After about 1,000 years, two warriors Viking, members of the same family, reunited today (09/06) at the National Museum of Denmark, in Copenhagen. This fact sheds new light on their travels in Europe at that time.

In the early 11th century, one of them died in England, from a head injury, and was buried in a mass grave in Oxford. The latter breathed his last in Denmark and his skeleton bears marks of blows which suggest that he took part in battles.

From DNA analysis to skeletons of the Viking period (8th-12th century), it was found, quite by chance, that the two men were second-degree relatives.

“It is an important discovery because we can now detect movements, in space and time, through a family,” archaeologist Janet Varberg explained, according to the Athenian-Macedonian News Agency.

The Oxfordshire Museum lent to the National Museum of Denmark the skeleton of a man found in England for a period of 3 years. Historians agree that the ancestors of present-day Danes invaded Scotland and England.

The man found in Oxford was about 20 years old when he was killed.
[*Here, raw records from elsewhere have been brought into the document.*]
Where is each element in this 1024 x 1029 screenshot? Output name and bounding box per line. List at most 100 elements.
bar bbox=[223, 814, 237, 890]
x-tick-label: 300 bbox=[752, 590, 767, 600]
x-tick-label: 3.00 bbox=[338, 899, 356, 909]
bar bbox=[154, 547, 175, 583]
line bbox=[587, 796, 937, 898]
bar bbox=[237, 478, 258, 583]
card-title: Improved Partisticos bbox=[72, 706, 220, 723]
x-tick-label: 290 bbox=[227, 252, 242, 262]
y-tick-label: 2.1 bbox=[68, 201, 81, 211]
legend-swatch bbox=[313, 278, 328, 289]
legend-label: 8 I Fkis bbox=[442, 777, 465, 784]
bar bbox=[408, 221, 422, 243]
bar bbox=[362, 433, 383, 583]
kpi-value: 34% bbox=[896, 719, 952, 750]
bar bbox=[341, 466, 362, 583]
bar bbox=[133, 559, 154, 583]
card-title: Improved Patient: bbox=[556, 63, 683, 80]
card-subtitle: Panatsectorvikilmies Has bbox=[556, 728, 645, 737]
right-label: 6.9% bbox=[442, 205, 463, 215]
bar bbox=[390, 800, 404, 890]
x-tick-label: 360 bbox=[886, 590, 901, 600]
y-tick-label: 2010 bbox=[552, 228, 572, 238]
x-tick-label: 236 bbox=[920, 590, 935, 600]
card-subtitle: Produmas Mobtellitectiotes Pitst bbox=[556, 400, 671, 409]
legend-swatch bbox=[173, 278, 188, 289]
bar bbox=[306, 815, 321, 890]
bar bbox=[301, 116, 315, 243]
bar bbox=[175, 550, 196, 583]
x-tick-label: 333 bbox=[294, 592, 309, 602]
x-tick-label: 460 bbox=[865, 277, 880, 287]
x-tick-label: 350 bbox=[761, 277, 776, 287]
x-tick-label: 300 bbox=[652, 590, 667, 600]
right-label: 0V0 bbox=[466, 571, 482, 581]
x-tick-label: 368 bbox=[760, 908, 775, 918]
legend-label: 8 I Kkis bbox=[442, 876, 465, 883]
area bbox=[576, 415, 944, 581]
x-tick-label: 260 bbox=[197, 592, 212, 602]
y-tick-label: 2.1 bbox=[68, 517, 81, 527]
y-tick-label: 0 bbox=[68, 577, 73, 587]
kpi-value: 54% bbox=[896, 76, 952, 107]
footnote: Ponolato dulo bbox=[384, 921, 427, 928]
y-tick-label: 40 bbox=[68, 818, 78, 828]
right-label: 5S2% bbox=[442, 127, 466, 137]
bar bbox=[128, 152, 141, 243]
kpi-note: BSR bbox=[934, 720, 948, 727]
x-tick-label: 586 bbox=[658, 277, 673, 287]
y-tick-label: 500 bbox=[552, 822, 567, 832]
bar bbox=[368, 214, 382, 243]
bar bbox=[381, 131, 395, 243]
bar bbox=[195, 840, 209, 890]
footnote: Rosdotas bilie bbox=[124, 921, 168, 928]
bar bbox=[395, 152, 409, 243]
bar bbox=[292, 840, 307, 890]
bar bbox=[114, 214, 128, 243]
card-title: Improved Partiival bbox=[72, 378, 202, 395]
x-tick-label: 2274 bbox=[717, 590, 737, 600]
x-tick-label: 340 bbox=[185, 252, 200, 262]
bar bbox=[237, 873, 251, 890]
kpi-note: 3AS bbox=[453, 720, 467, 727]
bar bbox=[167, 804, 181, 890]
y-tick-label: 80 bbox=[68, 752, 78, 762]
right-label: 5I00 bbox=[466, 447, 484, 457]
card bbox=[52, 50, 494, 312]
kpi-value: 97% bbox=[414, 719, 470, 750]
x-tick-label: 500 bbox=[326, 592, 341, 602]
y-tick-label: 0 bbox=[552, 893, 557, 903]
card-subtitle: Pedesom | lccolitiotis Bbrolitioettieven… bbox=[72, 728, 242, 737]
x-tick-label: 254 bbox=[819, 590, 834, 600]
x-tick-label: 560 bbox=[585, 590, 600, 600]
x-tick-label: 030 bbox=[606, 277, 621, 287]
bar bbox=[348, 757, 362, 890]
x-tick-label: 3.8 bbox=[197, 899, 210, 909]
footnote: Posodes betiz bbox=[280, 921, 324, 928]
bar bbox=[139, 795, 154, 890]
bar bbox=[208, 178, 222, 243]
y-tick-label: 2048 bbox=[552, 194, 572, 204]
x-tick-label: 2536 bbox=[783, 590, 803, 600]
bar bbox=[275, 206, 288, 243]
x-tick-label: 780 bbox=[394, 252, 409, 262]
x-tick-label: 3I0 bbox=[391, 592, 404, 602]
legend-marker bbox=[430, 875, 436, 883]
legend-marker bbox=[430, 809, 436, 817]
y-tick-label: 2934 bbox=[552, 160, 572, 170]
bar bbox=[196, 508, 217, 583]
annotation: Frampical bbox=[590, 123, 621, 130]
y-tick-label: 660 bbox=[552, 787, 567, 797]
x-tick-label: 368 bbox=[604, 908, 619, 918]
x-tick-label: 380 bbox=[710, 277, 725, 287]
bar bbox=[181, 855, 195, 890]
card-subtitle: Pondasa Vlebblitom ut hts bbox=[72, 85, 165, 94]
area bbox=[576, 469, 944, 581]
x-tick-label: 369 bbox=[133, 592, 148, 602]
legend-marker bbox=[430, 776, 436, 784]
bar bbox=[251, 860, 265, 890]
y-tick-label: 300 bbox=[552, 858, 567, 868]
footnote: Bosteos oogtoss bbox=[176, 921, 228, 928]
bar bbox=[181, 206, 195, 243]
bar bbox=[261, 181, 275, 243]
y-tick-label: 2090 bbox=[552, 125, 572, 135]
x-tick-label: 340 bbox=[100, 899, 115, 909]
He was probably wounded during a raid, but another theory is that he may have been killed when the King of England, Ethelred II, ordered the extermination of all Danes in his country in 1002.

According to Warbberg, it is very rare for scientists to discover kinships by examining the DNA of ancient skeletons, especially when they are not members of royal families.

The kinship of the two men is unquestionable, however, it is not possible to determine exactly what their relationship was.

“It is very difficult to say whether they lived at the same time or whether they belonged to different generations, because there is no evidence in the tombs that gives us an exact date. “We therefore have a dating margin of about 50 years,” the archaeologist explained.